Già dal set di strumenti elencati si può intuire un approccio sonoro non ortodosso, in cui l’improvvisazione è votata più alla ricerca di timbri che non ad un classico schema tema – special – tema.
Anzi, il disco è anni luce distante da questo schema preferendo strutture aperte e, verosimilmente, cangianti in funzione del momento dell’esecuzione. Non ci si stupirebbe se dal vivo i brani venissero proposti in modo diverso, data la predisposizione delle composizioni verso una flessibilità “totale” e a un’irriverenza quasi punk.
La scrittura è visionaria, suscettibile di molti stimoli, anche se non divergente e casuale; la metrica è lenta e cadenzata, a tratti vagamente latina (Keef o Un fascino retrò), ma sempre prossima a quell’incedere chitarristico un po’ errabondo di un certo post-rock.
Melodia e armonia passano in secondo piano, emergono invece affreschi per un’estetica tutta contemporanea.
Il basso lavora come cemento di fondo, una brace che mantiene acceso il contesto senza esagerare in prolissismi, lasciando alla batteria un fluire vicino allo stile di Nick Mason unito a contaminazioni world e rock.
L’uso degli effetti e degli strumenti paralleli è sapiente perché non gratuito, ma con un bel valore aggiunto timbrico, al punto che talvolta sembra evocare un combo con organico più consistente.
La cifra del disco sta proprio nella ricchezza dei riferimenti; non si rifiuta nulla né ci si riduce a mescolare. Anche un episodio come Comici, sbilenco e in parte dissonante, rientra appieno nel canone di un lavoro che fa dell’inusualità la sua cifra principale, rifuggendo da cliché e offrendo una visione propria, non limitandosi a pure ricapitolazioni o citazioni.

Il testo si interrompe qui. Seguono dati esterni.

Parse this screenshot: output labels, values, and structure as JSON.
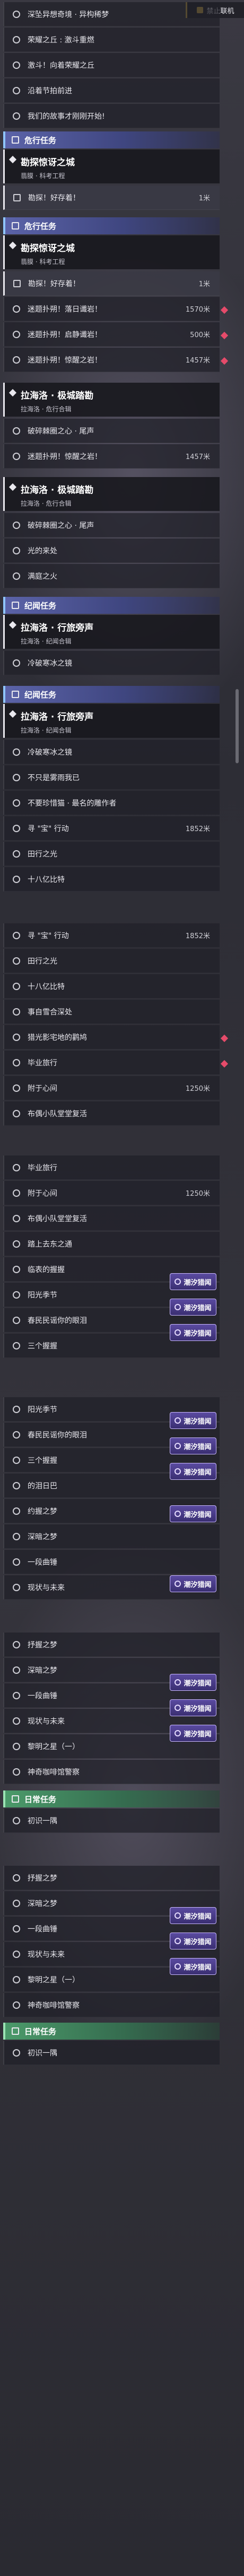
{
  "banner": {
    "label": "禁止联机"
  },
  "sections": {
    "danger1": "危行任务",
    "danger2": "危行任务",
    "legend1": "纪闻任务",
    "legend2": "纪闻任务",
    "daily1": "日常任务",
    "daily2": "日常任务"
  },
  "headers": {
    "h1": {
      "title": "勘探惊讶之城",
      "sub": "翡膜 · 科考工程"
    },
    "h2": {
      "title": "勘探惊讶之城",
      "sub": "翡膜 · 科考工程"
    },
    "h3": {
      "title": "拉海洛 · 极城踏勘",
      "sub": "拉海洛 · 危行合辑"
    },
    "h4": {
      "title": "拉海洛 · 极城踏勘",
      "sub": "拉海洛 · 危行合辑"
    },
    "h5": {
      "title": "拉海洛 · 行旅旁声",
      "sub": "拉海洛 · 纪闻合辑"
    },
    "h6": {
      "title": "拉海洛 · 行旅旁声",
      "sub": "拉海洛 · 纪闻合辑"
    }
  },
  "rows": [
    {
      "label": "深坠异想奇境 · 异构稀梦",
      "dist": ""
    },
    {
      "label": "荣耀之丘 : 激斗重燃",
      "dist": ""
    },
    {
      "label": "激斗！向着荣耀之丘",
      "dist": ""
    },
    {
      "label": "沿着节拍前进",
      "dist": ""
    },
    {
      "label": "我们的故事才刚刚开始!",
      "dist": ""
    },
    {
      "label": "勘探！好存着！",
      "dist": "1米"
    },
    {
      "label": "勘探！好存着！",
      "dist": "1米"
    },
    {
      "label": "迷题扑朔！落日谶岩！",
      "dist": "1570米"
    },
    {
      "label": "迷题扑朔！启静谶岩！",
      "dist": "500米"
    },
    {
      "label": "迷题扑朔！惊醒之岩！",
      "dist": "1457米"
    },
    {
      "label": "破碎棘圈之心 · 尾声",
      "dist": ""
    },
    {
      "label": "迷题扑朔！惊醒之岩！",
      "dist": "1457米"
    },
    {
      "label": "破碎棘圈之心 · 尾声",
      "dist": ""
    },
    {
      "label": "光的来处",
      "dist": ""
    },
    {
      "label": "满庭之火",
      "dist": ""
    },
    {
      "label": "冷破寒冰之镜",
      "dist": ""
    },
    {
      "label": "冷破寒冰之镜",
      "dist": ""
    },
    {
      "label": "不只是雾雨我已",
      "dist": ""
    },
    {
      "label": "不要珍惜猫 · 最名的雕作者",
      "dist": ""
    },
    {
      "label": "寻 \"宝\" 行动",
      "dist": "1852米"
    },
    {
      "label": "田行之光",
      "dist": ""
    },
    {
      "label": "十八亿比特",
      "dist": ""
    },
    {
      "label": "寻 \"宝\" 行动",
      "dist": "1852米"
    },
    {
      "label": "田行之光",
      "dist": ""
    },
    {
      "label": "十八亿比特",
      "dist": ""
    },
    {
      "label": "事自雪合深处",
      "dist": ""
    },
    {
      "label": "猎光影宅地的鹳鸠",
      "dist": ""
    },
    {
      "label": "毕业旅行",
      "dist": ""
    },
    {
      "label": "附于心间",
      "dist": "1250米"
    },
    {
      "label": "布偶小队堂堂复活",
      "dist": ""
    },
    {
      "label": "毕业旅行",
      "dist": ""
    },
    {
      "label": "附于心间",
      "dist": "1250米"
    },
    {
      "label": "布偶小队堂堂复活",
      "dist": ""
    },
    {
      "label": "踏上去东之通",
      "dist": ""
    },
    {
      "label": "临表的握握",
      "dist": ""
    },
    {
      "label": "阳光季节",
      "dist": ""
    },
    {
      "label": "春民民谣你的眼泪",
      "dist": ""
    },
    {
      "label": "三个握握",
      "dist": ""
    },
    {
      "label": "阳光季节",
      "dist": ""
    },
    {
      "label": "春民民谣你的眼泪",
      "dist": ""
    },
    {
      "label": "三个握握",
      "dist": ""
    },
    {
      "label": "的泪日巴",
      "dist": ""
    },
    {
      "label": "约握之梦",
      "dist": ""
    },
    {
      "label": "深暗之梦",
      "dist": ""
    },
    {
      "label": "一段曲锤",
      "dist": ""
    },
    {
      "label": "现状与未来",
      "dist": ""
    },
    {
      "label": "抒握之梦",
      "dist": ""
    },
    {
      "label": "深暗之梦",
      "dist": ""
    },
    {
      "label": "一段曲锤",
      "dist": ""
    },
    {
      "label": "现状与未来",
      "dist": ""
    },
    {
      "label": "黎明之星（一）",
      "dist": ""
    },
    {
      "label": "神奇咖啡馆警察",
      "dist": ""
    },
    {
      "label": "初识一隅",
      "dist": ""
    },
    {
      "label": "抒握之梦",
      "dist": ""
    },
    {
      "label": "深暗之梦",
      "dist": ""
    },
    {
      "label": "一段曲锤",
      "dist": ""
    },
    {
      "label": "现状与未来",
      "dist": ""
    },
    {
      "label": "黎明之星（一）",
      "dist": ""
    },
    {
      "label": "神奇咖啡馆警察",
      "dist": ""
    },
    {
      "label": "初识一隅",
      "dist": ""
    }
  ],
  "badge_label": "潮汐猎闻"
}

L’opera rientra in quel bel panorama offerto da un certo “sottoterra” (altrimenti definibile underground) che caratterizza un filone assai interessante del nuovo jazz lombardo, caratterizzato dalla fusione di riverberi metropolitani e popolari, apparentemente un ossimoro che in realtà si rivela una sinergia.
Un’esperienza che merita di essere vissuta.